This is an R Markdown document. Markdown is a simple formatting syntax for authoring HTML, PDF, and MS Word documents. For more details on using R Markdown see http://rmarkdown.rstudio.com.
When you click the Knit button a document will be generated that includes both content as well as the output of any embedded R code chunks within the document. You can embed an R code chunk like this:
#Problem 1. Dice Rolls
#If you roll a pair of fair dice, what is the probability of..
#(a) getting a sum of 1?
#The minimum number of dice is 1, so two dics are impossible to get summary of 1
sum1<-0
sum1
## [1] 0
#(b) getting a sum of 5?
#The combination to get summary 5 is (1,4), (2,3),(3,2)(4,1). And every number has 1/6 possiblity
sum2<-((1/6)*(1/6))*4
sum2
## [1] 0.1111111
#(c) getting a sum of 12?
#The combination to get summary 12 is (6,6).
sum3<-(1/6*1/6)
sum3
## [1] 0.02777778
#Problem 2. School absences
#Data collected at elementary schools in DeKalb County, GA suggest that each year roughly 25% of students miss exactly one day of school, 15% miss 2 days, and 28% miss 3 or more days due to sickness.
#(a) What is the probability that a student chosen at random doesn’t miss any days of school due to sickness this year?
p0=(1-0.25-0.15-0.28)
p0
## [1] 0.32
#(b) What is the probability that a student chosen at random misses no more than one day?
p1=p0+0.25
p1
## [1] 0.57
#(c) What is the probability that a student chosen at random misses at least one day?
p2=1-p0
p2
## [1] 0.68
#(d) If a parent has two kids at a DeKalb County elementary school, what is the probability that neither kid will miss any school?

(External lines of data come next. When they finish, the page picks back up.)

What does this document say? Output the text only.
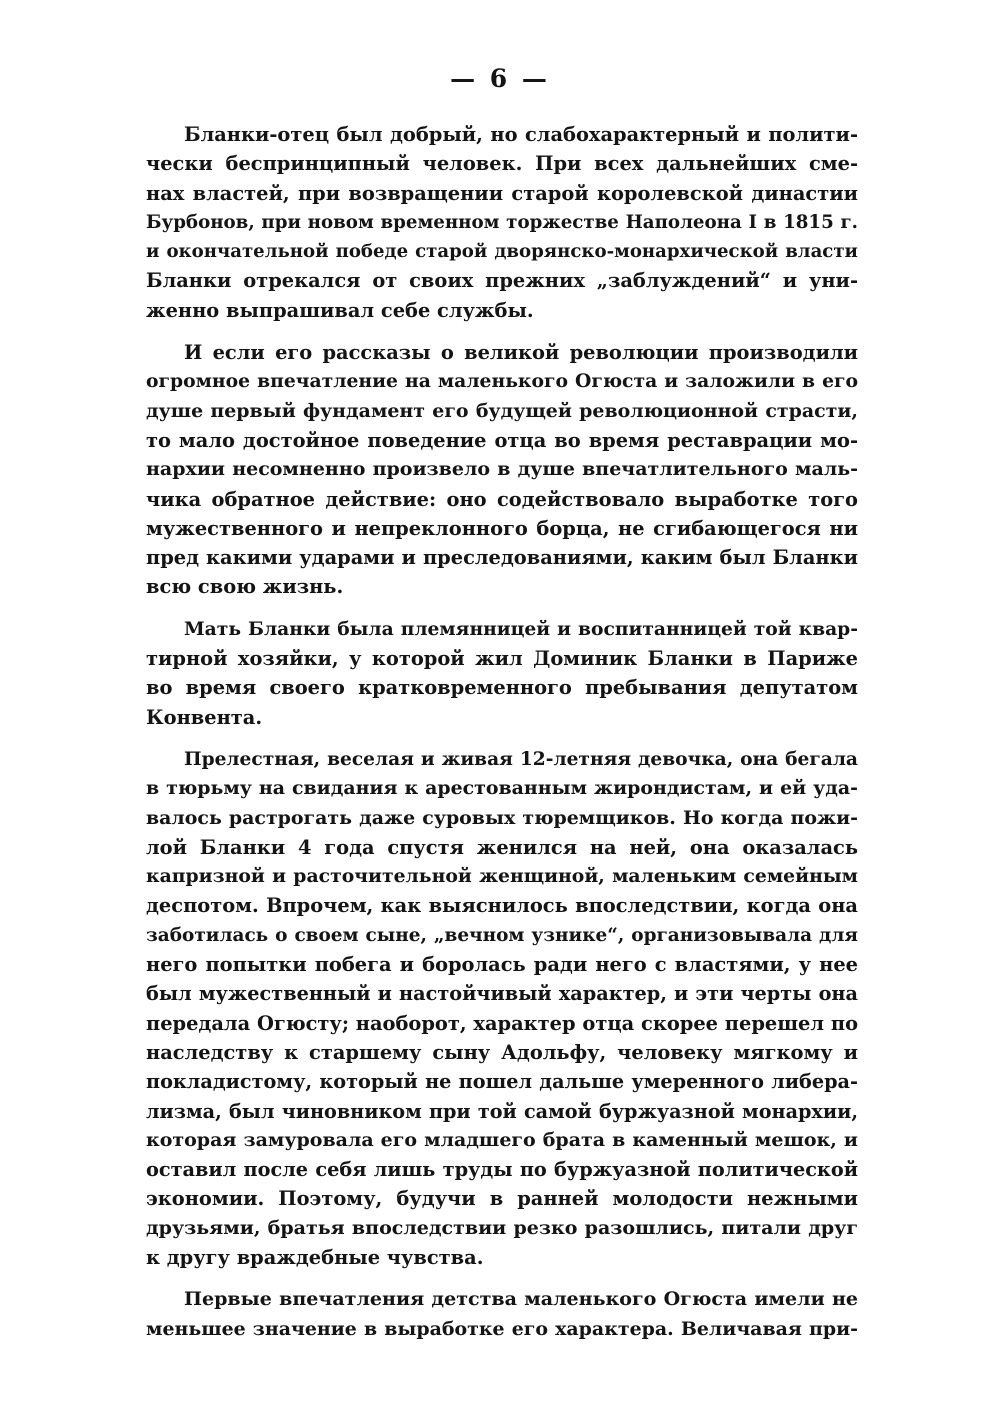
— 6 —
Бланки-отец был добрый, но слабохарактерный и полити-
чески беспринципный человек. При всех дальнейших сме-
нах властей, при возвращении старой королевской династии
Бурбонов, при новом временном торжестве Наполеона I в 1815 г.
и окончательной победе старой дворянско-монархической власти
Бланки отрекался от своих прежних „заблуждений“ и уни-
женно выпрашивал себе службы.
И если его рассказы о великой революции производили
огромное впечатление на маленького Огюста и заложили в его
душе первый фундамент его будущей революционной страсти,
то мало достойное поведение отца во время реставрации мо-
нархии несомненно произвело в душе впечатлительного маль-
чика обратное действие: оно содействовало выработке того
мужественного и непреклонного борца, не сгибающегося ни
пред какими ударами и преследованиями, каким был Бланки
всю свою жизнь.
Мать Бланки была племянницей и воспитанницей той квар-
тирной хозяйки, у которой жил Доминик Бланки в Париже
во время своего кратковременного пребывания депутатом
Конвента.
Прелестная, веселая и живая 12-летняя девочка, она бегала
в тюрьму на свидания к арестованным жирондистам, и ей уда-
валось растрогать даже суровых тюремщиков. Но когда пожи-
лой Бланки 4 года спустя женился на ней, она оказалась
капризной и расточительной женщиной, маленьким семейным
деспотом. Впрочем, как выяснилось впоследствии, когда она
заботилась о своем сыне, „вечном узнике“, организовывала для
него попытки побега и боролась ради него с властями, у нее
был мужественный и настойчивый характер, и эти черты она
передала Огюсту; наоборот, характер отца скорее перешел по
наследству к старшему сыну Адольфу, человеку мягкому и
покладистому, который не пошел дальше умеренного либера-
лизма, был чиновником при той самой буржуазной монархии,
которая замуровала его младшего брата в каменный мешок, и
оставил после себя лишь труды по буржуазной политической
экономии. Поэтому, будучи в ранней молодости нежными
друзьями, братья впоследствии резко разошлись, питали друг
к другу враждебные чувства.
Первые впечатления детства маленького Огюста имели не
меньшее значение в выработке его характера. Величавая при-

Note any assumption you must make to answer this question.
p3=p0*p0
p3
## [1] 0.1024
#(e) If a parent has two kids at a DeKalb County elementary school, what is the probability that both kids will miss some school, i.e. at least one day? Note any assumption you make.
p4=p2*p2
p4
## [1] 0.4624
#(f) If you made an assumption in part (d) or (e), do you think it was reasonable? If you didn’t make any assumptions, double check your earlier answers.
#Answer: Kid might miss school altogether, so it is dependent event. Question e don't make any assumption will get incorrect answer.
#Problem 3. Health coverage, relative frequencies
#The Behavioral Risk Factor Surveillance System (BRFSS) is an annual telephone survey designed to identify risk factors in the adult population and report emerging health trends. The following table displays the distribution of health status of respondents to this survey (excellent, very good, good, fair, poor) and whether or not they have health insurance.
mat=matrix(c(.023, 0.0364, 0.0427, 0.0192, 0.0050,0.2099, 0.3123 ,0.2410 ,0.0817,0.0289), byrow=TRUE, nrow=2)
colnames(mat)=c("Excellent", "Very Good","Good", "Fair","Poor")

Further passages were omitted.